Identification of medium-sized genomic deletions with low coverage, mate-paired restricted tags
1 Laboratory of Disease Genomics and Individualized Medicine, Beijing Institute of Genomics, Chinese Academy of Sciences, Beijing, P.R. China
2 University of Chinese Academy of Sciences, Beijing, P.R. China
3 Key Laboratory of Gene Engineering of the Ministry of Education, State Key Laboratory of Biocontrol, School of Life Science, Sun Yat-sen University, Guangzhou, P.R. China
4 Department of Hepatobiliary Oncology, Cancer Center, Sun Yat-sen University, Guangzhou, P.R. China
5 Chinese Academy of Sciences Key Laboratory of Genome Sciences and Information, Beijing Institute of Genomics, Chinese Academy of Sciences, Beijing, P.R. China
6 Department of Genetics, Cell Biology & Anatomy, College of Medicine, University of Nebraska Medical Center, Nebraska, USA
7 Department of Ecology and Evolution, University of Chicago, Chicago, IL, USA
BMC Genomics 2013, 14:51 doi:10.1186/1471-2164-14-51Published: 24 January 2013
Genomic deletions are known to be widespread in many species. Variant sequencing-based approaches for identifying deletions have been developed, but their powers to detect those deletions that affect medium-sized regions are limited when the sequencing coverage is low.

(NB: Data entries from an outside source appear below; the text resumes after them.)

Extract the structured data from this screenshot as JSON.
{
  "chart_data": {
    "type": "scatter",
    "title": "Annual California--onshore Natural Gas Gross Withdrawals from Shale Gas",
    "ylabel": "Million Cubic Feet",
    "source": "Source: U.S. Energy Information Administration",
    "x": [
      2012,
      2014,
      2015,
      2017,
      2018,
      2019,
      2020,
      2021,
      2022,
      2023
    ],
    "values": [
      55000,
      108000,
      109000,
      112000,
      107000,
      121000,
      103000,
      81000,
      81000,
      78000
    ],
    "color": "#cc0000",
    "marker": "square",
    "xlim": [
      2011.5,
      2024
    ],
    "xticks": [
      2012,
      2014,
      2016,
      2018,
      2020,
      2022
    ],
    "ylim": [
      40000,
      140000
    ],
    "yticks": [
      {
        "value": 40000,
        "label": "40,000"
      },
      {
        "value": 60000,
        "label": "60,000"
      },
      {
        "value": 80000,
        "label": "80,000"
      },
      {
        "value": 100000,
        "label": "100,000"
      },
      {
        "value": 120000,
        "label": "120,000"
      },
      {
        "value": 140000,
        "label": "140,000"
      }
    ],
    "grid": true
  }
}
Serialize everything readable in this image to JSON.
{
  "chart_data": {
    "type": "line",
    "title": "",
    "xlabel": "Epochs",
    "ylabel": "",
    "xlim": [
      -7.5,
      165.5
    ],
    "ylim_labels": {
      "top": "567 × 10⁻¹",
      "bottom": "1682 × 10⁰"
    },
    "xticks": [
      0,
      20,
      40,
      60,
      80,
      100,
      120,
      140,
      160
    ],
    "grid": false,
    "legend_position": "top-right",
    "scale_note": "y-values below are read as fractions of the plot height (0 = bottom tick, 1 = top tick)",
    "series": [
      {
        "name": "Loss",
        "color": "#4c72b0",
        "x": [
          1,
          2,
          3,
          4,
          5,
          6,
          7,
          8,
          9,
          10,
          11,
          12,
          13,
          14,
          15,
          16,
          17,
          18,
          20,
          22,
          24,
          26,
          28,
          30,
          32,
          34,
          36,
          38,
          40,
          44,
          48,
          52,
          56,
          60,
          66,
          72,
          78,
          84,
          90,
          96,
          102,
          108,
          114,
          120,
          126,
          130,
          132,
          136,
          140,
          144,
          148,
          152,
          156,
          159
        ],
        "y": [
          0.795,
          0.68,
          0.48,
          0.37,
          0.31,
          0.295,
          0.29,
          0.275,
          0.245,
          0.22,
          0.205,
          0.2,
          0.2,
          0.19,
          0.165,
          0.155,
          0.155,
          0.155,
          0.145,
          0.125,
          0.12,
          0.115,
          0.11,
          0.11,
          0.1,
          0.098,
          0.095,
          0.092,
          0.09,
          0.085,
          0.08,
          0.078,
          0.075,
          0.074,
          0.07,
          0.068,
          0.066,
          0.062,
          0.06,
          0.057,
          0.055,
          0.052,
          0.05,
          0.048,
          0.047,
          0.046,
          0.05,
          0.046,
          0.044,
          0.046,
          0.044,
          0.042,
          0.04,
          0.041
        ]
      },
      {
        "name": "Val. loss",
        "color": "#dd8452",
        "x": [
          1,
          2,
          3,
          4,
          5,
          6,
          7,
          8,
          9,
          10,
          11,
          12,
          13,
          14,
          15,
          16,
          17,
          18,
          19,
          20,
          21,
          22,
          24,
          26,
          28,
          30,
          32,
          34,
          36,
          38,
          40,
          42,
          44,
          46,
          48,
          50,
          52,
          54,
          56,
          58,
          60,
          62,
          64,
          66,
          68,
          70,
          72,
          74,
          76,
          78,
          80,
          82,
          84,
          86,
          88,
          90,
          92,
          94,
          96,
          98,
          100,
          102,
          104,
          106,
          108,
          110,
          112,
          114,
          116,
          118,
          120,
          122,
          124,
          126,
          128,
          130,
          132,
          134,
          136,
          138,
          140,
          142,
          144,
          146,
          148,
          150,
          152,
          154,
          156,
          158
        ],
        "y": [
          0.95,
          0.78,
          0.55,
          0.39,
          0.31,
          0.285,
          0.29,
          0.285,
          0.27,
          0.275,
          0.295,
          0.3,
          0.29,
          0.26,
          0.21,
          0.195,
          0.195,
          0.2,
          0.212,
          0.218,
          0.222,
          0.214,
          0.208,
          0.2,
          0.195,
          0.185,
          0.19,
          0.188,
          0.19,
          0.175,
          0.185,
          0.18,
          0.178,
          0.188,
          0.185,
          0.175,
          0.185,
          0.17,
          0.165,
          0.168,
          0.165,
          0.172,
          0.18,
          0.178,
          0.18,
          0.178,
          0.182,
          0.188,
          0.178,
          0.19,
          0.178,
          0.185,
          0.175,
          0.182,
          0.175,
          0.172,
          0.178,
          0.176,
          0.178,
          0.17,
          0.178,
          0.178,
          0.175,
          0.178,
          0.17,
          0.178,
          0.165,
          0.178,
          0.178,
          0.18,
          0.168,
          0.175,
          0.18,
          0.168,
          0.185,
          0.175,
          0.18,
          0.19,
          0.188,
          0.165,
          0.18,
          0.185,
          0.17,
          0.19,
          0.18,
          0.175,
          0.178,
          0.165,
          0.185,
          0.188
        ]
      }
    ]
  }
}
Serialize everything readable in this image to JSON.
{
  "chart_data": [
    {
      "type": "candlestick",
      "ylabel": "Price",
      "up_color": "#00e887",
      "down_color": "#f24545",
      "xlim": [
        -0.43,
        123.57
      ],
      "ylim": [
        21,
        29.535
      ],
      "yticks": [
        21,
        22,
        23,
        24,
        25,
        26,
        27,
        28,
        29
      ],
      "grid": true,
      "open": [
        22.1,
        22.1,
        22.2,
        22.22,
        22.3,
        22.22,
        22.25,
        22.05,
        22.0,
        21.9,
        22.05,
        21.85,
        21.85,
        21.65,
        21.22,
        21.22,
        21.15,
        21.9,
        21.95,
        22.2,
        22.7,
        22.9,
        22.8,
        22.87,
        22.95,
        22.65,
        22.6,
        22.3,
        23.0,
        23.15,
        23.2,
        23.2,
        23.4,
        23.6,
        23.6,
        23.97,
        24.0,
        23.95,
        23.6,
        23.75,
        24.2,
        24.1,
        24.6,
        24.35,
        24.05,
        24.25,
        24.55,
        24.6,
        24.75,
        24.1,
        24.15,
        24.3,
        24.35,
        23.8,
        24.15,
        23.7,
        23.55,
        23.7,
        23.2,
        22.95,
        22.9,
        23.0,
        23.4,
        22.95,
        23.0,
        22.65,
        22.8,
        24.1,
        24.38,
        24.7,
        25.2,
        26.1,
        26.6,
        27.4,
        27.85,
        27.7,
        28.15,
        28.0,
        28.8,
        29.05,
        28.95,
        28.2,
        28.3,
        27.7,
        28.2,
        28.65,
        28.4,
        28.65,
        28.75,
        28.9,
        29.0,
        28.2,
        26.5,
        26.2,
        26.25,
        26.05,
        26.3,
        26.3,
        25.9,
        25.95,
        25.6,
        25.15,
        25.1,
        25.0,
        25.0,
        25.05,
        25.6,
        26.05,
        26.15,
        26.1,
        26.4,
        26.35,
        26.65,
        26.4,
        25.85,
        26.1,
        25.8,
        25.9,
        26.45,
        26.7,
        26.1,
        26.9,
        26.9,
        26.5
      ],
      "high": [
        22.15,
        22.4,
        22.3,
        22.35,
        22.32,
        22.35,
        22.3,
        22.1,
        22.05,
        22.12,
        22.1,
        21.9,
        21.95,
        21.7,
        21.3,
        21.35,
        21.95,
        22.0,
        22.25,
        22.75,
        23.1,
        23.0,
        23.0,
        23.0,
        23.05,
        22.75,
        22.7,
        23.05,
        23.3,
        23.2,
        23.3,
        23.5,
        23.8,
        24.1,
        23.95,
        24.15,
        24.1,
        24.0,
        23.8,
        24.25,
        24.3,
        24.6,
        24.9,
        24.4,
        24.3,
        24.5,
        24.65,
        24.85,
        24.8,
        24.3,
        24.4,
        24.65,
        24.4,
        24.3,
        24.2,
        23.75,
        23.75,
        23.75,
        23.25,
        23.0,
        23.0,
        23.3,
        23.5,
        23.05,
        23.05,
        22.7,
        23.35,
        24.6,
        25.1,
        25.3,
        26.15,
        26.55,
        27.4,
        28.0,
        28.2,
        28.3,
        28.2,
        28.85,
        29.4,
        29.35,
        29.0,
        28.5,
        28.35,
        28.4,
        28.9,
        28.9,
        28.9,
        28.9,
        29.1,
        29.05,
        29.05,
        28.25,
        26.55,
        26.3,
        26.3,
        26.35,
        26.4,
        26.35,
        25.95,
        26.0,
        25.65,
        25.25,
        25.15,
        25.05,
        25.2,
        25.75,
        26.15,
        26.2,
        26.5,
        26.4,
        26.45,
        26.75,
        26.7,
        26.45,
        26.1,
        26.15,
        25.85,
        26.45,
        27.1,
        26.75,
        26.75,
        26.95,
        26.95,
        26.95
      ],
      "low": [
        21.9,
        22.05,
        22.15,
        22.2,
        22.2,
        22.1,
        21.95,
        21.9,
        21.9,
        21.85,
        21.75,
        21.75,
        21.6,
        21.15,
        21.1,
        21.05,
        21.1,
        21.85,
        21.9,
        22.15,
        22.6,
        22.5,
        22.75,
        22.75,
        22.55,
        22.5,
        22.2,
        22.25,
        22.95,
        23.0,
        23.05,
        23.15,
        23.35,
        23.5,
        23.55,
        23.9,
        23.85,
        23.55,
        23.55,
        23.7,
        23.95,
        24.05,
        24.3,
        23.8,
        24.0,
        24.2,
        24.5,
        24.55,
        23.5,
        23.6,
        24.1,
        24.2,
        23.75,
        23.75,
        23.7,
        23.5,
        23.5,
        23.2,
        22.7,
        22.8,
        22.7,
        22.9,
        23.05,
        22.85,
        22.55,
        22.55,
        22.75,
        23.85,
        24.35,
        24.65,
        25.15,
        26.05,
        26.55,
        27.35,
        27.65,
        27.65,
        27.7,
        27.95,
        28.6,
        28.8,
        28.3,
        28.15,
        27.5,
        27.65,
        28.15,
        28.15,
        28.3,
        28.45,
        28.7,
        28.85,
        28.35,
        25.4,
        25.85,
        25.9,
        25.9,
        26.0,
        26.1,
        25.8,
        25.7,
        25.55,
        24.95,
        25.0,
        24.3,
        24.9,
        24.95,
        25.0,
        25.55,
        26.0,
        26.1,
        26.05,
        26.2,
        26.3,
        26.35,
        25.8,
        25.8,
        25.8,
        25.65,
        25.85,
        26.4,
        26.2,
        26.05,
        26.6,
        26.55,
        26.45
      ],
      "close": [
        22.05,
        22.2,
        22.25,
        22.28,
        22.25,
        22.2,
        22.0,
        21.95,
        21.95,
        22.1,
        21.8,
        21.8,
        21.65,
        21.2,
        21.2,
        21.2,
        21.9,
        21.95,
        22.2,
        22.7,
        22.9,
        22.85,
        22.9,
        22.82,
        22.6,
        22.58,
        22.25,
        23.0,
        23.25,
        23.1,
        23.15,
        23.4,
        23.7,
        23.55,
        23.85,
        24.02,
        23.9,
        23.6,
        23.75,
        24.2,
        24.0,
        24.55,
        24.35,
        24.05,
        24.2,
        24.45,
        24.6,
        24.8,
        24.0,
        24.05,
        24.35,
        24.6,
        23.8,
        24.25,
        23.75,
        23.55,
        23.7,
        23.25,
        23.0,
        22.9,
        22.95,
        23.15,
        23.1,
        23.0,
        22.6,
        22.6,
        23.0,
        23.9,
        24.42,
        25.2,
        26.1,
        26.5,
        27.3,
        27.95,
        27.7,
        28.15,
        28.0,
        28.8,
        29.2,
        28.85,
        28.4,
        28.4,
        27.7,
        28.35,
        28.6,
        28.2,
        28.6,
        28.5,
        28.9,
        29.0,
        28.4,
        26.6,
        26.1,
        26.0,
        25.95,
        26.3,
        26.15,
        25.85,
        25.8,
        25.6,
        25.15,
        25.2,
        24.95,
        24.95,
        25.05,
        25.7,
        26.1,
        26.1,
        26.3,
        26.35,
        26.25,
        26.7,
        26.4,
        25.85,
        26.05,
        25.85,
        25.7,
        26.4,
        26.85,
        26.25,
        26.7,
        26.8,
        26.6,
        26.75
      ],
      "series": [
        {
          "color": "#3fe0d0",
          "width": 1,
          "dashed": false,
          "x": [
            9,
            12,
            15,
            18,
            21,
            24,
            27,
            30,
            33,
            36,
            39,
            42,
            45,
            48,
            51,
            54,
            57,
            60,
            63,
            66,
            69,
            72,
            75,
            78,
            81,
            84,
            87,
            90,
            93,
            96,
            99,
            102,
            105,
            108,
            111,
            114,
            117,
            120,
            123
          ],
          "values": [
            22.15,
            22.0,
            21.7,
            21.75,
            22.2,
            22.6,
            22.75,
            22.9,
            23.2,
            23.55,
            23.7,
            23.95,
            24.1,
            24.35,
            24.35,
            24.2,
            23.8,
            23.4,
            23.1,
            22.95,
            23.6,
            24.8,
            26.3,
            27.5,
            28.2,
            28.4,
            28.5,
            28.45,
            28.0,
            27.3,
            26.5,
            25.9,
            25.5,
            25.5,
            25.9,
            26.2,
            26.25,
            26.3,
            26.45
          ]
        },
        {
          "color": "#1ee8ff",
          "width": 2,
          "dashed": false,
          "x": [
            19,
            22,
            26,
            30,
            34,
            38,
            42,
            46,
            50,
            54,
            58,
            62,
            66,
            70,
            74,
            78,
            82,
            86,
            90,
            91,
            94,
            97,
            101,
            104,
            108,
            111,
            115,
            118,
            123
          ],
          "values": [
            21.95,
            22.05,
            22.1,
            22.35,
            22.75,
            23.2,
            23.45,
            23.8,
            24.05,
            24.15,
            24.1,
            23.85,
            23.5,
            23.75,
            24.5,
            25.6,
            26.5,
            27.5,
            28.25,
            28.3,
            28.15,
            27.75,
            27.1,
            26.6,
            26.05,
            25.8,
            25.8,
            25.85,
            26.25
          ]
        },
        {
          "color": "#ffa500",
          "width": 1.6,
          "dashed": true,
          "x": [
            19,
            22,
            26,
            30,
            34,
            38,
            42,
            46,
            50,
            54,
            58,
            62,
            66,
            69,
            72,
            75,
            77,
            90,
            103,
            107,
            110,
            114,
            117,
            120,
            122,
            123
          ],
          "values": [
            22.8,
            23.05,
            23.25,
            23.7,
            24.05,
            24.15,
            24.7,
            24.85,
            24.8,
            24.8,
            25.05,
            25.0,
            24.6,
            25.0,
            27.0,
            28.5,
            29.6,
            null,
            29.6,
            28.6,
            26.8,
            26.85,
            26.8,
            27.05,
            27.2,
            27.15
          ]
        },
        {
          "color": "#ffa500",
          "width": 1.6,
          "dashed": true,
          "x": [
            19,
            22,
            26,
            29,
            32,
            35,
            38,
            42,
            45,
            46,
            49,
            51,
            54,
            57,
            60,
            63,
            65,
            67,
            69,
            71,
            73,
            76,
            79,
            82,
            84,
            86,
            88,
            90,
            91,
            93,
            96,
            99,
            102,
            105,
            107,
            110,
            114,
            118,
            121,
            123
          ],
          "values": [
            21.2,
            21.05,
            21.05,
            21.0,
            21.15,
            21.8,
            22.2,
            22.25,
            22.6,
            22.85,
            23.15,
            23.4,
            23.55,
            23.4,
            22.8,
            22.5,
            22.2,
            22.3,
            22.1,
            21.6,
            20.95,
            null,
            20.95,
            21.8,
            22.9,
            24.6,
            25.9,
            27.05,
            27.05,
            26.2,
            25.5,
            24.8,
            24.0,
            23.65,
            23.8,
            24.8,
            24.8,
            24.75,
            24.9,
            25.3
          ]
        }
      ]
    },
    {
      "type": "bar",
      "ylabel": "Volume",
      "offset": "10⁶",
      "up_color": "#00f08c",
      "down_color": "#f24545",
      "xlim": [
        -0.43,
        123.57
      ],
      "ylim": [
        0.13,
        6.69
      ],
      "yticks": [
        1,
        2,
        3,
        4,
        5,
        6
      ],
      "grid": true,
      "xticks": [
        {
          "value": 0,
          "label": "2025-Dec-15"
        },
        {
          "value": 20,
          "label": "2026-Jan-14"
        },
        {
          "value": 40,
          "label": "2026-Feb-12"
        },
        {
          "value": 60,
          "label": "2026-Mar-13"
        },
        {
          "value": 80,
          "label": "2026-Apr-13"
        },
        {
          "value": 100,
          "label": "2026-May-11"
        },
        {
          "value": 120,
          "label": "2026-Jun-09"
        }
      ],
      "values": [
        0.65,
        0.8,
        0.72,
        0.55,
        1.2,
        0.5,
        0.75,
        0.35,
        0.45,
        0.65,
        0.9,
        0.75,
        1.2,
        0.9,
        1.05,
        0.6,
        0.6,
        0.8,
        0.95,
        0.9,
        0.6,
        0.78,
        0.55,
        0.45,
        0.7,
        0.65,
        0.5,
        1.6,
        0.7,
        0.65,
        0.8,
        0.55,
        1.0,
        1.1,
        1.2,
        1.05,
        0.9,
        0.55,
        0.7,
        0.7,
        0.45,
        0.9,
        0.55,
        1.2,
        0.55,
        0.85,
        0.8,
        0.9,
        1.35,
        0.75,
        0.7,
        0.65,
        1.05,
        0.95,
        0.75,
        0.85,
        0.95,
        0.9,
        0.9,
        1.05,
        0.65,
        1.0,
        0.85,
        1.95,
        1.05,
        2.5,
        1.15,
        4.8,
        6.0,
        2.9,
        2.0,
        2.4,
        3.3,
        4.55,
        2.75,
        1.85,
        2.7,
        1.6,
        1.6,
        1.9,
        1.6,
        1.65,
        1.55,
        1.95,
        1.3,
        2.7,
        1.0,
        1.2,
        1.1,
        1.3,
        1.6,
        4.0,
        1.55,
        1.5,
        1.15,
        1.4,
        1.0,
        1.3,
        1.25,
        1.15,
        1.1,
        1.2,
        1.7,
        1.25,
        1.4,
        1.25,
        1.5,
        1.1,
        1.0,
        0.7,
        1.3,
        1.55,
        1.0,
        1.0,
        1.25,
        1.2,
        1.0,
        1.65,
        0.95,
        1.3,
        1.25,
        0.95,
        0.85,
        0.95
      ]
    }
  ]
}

We present a cost-effective method for identifying medium-sized deletions in genomic regions with low genomic coverage. Two mate-paired libraries were separately constructed from human cancerous tissue to generate paired short reads (ditags) from restriction fragments digested with a 4-base restriction enzyme. A total of 3 Gb of paired reads (1.0× genome size) was collected, and 175 deletions were inferred by identifying the ditags with disorder alignments to the reference genome sequence. Sanger sequencing results confirmed an overall detection accuracy of 95%. Good reproducibility was verified by the deletions that were detected by both libraries.
We provide an approach to accurately identify medium-sized deletions in large genomes with low sequence coverage. It can be applied in studies of comparative genomics and in the identification of germline and somatic variants.